Ma la scuola deve essere di tutti. Parlare a tutti, valere la pena per tutti. La dispersione scolastica (in Italia la sua incidenza nella scuola secondaria è pari al 25%) rischia di segnare una persona per tutta la vita. Introduce nel sistema sociale fattori di emarginazione generando disuguaglianze non accettabili.
E dunque, che fare? La nostra carta costituzionale, laddove introduce il concetto di livello essenziale delle prestazioni (LEP), indica la strada da seguire. Con i LEP è in gioco l’esigibilità concreta (in termini di prestazioni e di organizzazione strutturale conseguente) dei “diritti civili e sociali che devono essere garantiti su tutto il territorio nazionale” (art. 117, comma 2, lett. M). 

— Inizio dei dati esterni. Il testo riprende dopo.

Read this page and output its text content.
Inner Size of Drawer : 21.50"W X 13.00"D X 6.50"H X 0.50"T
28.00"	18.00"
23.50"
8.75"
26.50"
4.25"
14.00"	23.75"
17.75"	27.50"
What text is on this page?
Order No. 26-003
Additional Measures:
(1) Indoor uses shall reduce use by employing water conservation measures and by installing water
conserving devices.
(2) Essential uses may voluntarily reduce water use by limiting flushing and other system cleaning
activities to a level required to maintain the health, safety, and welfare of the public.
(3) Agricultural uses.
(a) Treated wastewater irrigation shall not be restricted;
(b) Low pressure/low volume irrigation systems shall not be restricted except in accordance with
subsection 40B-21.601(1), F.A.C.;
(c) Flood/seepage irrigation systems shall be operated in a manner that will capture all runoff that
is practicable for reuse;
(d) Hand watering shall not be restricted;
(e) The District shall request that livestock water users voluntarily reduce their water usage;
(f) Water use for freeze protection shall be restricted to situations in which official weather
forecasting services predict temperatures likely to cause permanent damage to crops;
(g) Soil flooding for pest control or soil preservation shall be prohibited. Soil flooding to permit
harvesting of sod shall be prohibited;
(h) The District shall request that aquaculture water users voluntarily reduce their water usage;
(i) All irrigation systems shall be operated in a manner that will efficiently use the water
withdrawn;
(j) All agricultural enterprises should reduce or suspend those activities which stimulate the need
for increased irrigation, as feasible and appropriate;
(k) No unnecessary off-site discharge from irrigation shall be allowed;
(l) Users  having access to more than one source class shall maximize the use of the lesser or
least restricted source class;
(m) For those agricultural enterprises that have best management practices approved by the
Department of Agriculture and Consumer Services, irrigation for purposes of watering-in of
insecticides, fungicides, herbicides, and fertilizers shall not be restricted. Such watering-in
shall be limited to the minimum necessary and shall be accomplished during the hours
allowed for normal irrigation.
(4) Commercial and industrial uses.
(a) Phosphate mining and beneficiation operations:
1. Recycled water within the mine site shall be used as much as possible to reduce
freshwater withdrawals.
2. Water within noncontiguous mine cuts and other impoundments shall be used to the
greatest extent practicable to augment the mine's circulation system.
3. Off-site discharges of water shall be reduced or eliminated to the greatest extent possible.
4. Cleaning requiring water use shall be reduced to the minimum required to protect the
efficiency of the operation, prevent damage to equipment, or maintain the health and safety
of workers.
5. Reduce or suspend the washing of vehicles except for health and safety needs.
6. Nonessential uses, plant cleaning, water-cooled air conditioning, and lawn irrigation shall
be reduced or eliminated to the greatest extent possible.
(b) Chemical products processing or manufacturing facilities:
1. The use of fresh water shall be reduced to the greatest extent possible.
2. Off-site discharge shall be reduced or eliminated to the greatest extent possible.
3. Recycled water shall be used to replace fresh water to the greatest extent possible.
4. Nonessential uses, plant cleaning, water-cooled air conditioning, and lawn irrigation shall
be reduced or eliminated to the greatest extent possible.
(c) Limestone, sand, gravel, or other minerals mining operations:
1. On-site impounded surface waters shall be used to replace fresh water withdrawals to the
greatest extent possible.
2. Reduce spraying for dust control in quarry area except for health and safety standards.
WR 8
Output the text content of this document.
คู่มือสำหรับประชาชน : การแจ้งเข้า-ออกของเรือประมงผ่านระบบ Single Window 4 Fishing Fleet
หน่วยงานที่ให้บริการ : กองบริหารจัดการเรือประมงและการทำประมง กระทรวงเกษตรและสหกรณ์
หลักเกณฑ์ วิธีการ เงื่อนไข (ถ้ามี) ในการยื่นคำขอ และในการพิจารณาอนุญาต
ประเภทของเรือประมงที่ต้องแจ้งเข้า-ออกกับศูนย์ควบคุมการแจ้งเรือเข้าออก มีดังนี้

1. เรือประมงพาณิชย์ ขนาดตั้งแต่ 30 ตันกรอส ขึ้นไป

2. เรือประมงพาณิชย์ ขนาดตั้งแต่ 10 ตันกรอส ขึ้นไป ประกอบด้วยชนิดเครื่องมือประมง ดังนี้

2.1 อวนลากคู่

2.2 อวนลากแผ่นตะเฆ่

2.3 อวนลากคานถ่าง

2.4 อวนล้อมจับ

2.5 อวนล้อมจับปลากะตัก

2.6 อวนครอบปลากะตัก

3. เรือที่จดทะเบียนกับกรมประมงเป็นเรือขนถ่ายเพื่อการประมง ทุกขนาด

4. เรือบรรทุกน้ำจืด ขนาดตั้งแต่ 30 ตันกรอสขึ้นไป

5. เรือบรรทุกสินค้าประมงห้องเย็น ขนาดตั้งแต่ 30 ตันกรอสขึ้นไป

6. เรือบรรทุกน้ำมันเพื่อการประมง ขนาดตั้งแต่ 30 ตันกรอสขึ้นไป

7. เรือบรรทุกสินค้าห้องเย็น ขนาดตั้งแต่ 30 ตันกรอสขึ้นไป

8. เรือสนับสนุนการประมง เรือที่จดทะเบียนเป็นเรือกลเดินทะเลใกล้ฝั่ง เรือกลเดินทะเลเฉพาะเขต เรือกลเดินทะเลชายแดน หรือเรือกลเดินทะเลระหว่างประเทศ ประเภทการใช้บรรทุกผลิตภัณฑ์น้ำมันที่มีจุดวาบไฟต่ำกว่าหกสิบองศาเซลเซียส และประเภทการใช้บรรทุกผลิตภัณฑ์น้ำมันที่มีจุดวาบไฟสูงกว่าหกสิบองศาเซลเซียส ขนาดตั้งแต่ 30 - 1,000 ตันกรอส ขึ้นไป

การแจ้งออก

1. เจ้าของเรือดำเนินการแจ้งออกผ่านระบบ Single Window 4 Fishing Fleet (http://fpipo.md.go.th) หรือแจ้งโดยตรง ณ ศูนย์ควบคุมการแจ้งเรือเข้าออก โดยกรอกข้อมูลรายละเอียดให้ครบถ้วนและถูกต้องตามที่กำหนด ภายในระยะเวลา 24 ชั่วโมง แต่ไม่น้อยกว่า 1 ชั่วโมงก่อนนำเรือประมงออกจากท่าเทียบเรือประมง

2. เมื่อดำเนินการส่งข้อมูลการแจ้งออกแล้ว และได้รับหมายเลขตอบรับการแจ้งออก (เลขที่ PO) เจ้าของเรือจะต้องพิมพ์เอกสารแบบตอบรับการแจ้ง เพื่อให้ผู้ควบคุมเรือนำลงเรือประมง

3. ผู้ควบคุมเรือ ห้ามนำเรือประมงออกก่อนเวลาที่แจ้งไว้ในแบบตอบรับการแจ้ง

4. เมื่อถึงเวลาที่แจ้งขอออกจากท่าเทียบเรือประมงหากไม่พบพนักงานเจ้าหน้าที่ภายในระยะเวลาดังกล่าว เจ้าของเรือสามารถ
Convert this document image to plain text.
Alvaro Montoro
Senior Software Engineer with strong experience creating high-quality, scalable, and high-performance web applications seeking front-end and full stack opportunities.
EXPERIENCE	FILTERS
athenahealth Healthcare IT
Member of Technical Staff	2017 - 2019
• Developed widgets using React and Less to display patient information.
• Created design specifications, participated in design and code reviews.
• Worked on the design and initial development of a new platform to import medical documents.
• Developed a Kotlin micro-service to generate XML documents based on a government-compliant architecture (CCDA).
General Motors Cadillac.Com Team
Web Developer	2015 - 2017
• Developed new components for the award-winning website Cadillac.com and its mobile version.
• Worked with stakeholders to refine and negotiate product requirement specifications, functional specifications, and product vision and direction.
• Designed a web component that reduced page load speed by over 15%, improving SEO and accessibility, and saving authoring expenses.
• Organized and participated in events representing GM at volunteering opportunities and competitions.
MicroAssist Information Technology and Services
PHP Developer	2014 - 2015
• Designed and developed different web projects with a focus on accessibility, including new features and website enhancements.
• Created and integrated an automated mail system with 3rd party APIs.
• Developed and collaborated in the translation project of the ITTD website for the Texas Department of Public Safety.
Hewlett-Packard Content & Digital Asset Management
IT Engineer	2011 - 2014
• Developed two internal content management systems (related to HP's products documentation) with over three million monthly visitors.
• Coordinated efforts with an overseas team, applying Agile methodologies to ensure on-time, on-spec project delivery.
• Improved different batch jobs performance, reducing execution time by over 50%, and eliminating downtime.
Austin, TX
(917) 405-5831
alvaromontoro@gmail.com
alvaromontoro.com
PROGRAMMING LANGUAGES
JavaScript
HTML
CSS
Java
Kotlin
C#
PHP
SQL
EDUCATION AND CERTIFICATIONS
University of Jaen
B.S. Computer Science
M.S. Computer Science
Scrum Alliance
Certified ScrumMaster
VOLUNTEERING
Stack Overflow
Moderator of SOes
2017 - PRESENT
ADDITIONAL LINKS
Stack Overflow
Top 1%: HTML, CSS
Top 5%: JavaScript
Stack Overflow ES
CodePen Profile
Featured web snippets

E’ questo un modo, quanto mai significativo e incisivo, per dare corpo al principio di uguaglianza sostanziale sancito dall’art. 3 della Costituzione: “E’ compito della Repubblica rimuovere gli ostacoli di ordine economico e sociale che limitando di fatto la libertà e l’uguaglianza dei cittadini impediscono il pieno sviluppo della persona umana”.
Quindi, con riferimento alla scuola, credo che la risposta debba stare nella possibilità effettiva da parte di ciascuno di accrescere il proprio valore sociale coerentemente con le proprie caratteristiche e volontà, al fine di essere membro a pieno titolo della realtà sociale ed economica. Si tratta di garantire a tutti e a ciascuno la possibilità di scegliere il proprio percorso formativo e la propria scuola, ottenendo un sostegno adeguato per trasformare le potenzialità personali in competenze.
La scuola “bene comune” non può che essere, dunque, la scuola dell’inclusione, la scuola dove si coopera e si dialoga, da persona a persona. E’ la scuola ove si evita la costruzione di nuovi muri tra coloro che possono accedere alla conoscenza, ai saperi che contano, e coloro che rischiano di essere appiattiti su competenze banali. La scuola dell’inclusione è in definitiva la scuola dove si apprende la centralità dell’alterità e dell’intersoggettività nella storia e nella società, in mezzo a tensioni e conflitti tra la unicità e la molteplicità, tra l’universalità e la specificità; tra la globalità e il localismo."